Seven stations were completely closed, and up to fifteen affected by the unofficial action of station foremen and women. To evade the draconian penalties that the bosses have in store for wildcat strikers these days, the station staff simply rang in sick, or turned up late for duty.
What sparked off this dispute? After the Kings Cross fire some years ago, station staff were asked to take on more safety-related responsibilities. It comes as no surprise that the L.U. management expected the workers to deal with the problems created by bourgeois penny-pinching; nor is it surprising that they wouldn’t match an increase in Workers’ responsibilities with an increase in wages. Both of these attitudes have the same origin: the “financial constraints” imposed by capital.
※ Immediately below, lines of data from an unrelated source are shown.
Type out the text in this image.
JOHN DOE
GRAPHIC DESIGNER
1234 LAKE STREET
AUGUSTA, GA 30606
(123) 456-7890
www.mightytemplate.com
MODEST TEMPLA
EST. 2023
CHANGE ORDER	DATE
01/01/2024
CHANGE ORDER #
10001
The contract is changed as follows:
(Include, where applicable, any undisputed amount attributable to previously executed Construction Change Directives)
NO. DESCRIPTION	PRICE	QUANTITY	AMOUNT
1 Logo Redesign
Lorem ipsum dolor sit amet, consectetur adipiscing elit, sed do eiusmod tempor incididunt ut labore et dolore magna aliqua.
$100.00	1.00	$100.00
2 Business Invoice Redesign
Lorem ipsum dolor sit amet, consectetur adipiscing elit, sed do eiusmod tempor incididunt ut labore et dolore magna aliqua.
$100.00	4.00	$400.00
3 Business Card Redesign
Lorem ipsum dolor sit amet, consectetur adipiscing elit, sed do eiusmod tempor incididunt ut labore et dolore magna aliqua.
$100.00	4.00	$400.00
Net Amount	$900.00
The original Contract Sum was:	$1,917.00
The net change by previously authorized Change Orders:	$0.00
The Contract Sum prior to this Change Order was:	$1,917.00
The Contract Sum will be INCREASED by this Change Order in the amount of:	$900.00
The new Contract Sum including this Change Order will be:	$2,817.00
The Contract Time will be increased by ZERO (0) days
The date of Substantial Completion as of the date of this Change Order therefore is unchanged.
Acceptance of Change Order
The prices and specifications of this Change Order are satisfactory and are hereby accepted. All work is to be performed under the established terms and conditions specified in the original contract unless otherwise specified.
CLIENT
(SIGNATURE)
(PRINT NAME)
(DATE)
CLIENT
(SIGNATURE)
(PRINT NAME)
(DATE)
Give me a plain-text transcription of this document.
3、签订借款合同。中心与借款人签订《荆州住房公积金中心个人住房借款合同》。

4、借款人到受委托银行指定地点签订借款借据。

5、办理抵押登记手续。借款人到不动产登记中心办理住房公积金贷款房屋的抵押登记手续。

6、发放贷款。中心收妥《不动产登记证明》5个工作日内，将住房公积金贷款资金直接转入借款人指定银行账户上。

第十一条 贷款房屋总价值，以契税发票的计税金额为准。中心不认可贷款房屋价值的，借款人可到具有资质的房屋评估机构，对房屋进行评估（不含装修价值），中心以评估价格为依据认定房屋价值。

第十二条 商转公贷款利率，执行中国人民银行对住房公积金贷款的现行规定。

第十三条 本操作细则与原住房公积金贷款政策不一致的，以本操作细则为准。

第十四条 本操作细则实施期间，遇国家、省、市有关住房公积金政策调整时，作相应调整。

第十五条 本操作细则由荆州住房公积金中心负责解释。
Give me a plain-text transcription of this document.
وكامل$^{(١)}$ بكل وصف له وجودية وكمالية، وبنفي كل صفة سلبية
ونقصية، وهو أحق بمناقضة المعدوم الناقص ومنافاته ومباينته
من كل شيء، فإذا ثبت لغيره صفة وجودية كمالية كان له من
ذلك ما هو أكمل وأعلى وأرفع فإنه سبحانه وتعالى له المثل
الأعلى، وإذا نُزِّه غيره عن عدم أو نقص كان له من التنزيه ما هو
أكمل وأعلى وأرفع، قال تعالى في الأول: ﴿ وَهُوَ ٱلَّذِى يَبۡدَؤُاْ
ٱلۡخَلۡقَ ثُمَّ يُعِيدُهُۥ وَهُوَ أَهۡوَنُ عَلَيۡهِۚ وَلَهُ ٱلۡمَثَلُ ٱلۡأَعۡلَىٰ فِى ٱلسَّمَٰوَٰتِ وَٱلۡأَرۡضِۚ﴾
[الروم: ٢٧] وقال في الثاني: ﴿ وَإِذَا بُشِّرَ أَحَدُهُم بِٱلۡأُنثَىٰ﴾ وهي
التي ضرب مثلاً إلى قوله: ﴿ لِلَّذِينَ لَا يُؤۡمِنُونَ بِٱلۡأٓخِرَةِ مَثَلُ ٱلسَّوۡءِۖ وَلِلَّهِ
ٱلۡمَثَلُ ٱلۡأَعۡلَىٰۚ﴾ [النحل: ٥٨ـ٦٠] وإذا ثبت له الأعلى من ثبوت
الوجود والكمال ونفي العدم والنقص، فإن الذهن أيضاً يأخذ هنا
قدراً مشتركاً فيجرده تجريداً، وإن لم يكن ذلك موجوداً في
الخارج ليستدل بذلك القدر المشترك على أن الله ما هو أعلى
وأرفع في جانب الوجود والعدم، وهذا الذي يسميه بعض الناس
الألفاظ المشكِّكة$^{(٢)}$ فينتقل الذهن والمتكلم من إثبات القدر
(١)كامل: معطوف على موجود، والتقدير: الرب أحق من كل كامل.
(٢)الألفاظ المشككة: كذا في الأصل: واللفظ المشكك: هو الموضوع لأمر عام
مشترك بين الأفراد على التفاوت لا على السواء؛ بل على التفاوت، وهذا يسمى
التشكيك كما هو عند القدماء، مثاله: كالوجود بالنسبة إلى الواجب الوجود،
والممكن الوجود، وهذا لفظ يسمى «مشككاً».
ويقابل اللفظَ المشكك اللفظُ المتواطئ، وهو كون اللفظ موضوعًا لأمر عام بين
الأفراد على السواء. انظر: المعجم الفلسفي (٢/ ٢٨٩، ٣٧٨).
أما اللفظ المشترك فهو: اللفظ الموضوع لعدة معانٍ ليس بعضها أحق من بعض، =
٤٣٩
Such constraints – the strait-jacket of this deranged economy – are never admitted as the cause of the low safety standards that kill workers; but they’re always openly invoked when it comes to requests for pay increases.
The Rail, Maritime and Transport Union has done nothing to help the workers it purports to represent; instead it accepts the bosses’ arguments, though with some added mutterings about “Tory government”.
Hence the message of the “wildcats” was directed against both the London Underground management and the RMT: “We are determined to succeed with our demand, and we shall not be found wanting should further action be required”. The co-ordinating group, ignoring “their” union’s hostility, said that the strike was “just a warning. There could be more to come”.
The union apparatuses, long subdued and trained by government legislation and a multitude of less formal controls, “bribes” etc, are today mere gangs protecting their own interests on a traditional “patch”; that of labour representation. Apart from that, they can be distinguished in no material way from the rest of the ruling class. The function of the unions is to facilitate capital’s projects for restructuring, and to undermine any tendency the working class may show towards unifying and co-ordinating its struggles.
Earlier in the year, London Underground announced 1,000 job losses. On the 26th November, they announced that 5,000 more jobs will be axed over the next three years. Warning had come of industrial action by the RMT, ASLEF and the white-collar union TSSA; but even if any official action does eventuate over the redundancies, it will be of the limited pecemeal type.
Such official actions are intended only to relieve the pressure on capital, the upper crust. To defend themselves, workers will have to by-pass the unions, and organise independently to fight the bourgeoisie. The strike of the station staff on London Underground is a model that needs to be extended to wider and wider categories of workers, with the various struggles eventually being linked up and co-ordinated. Let’s hope the recent tremors on the Underground portend a revolutionary quake of force 10 in the not-so-distant future.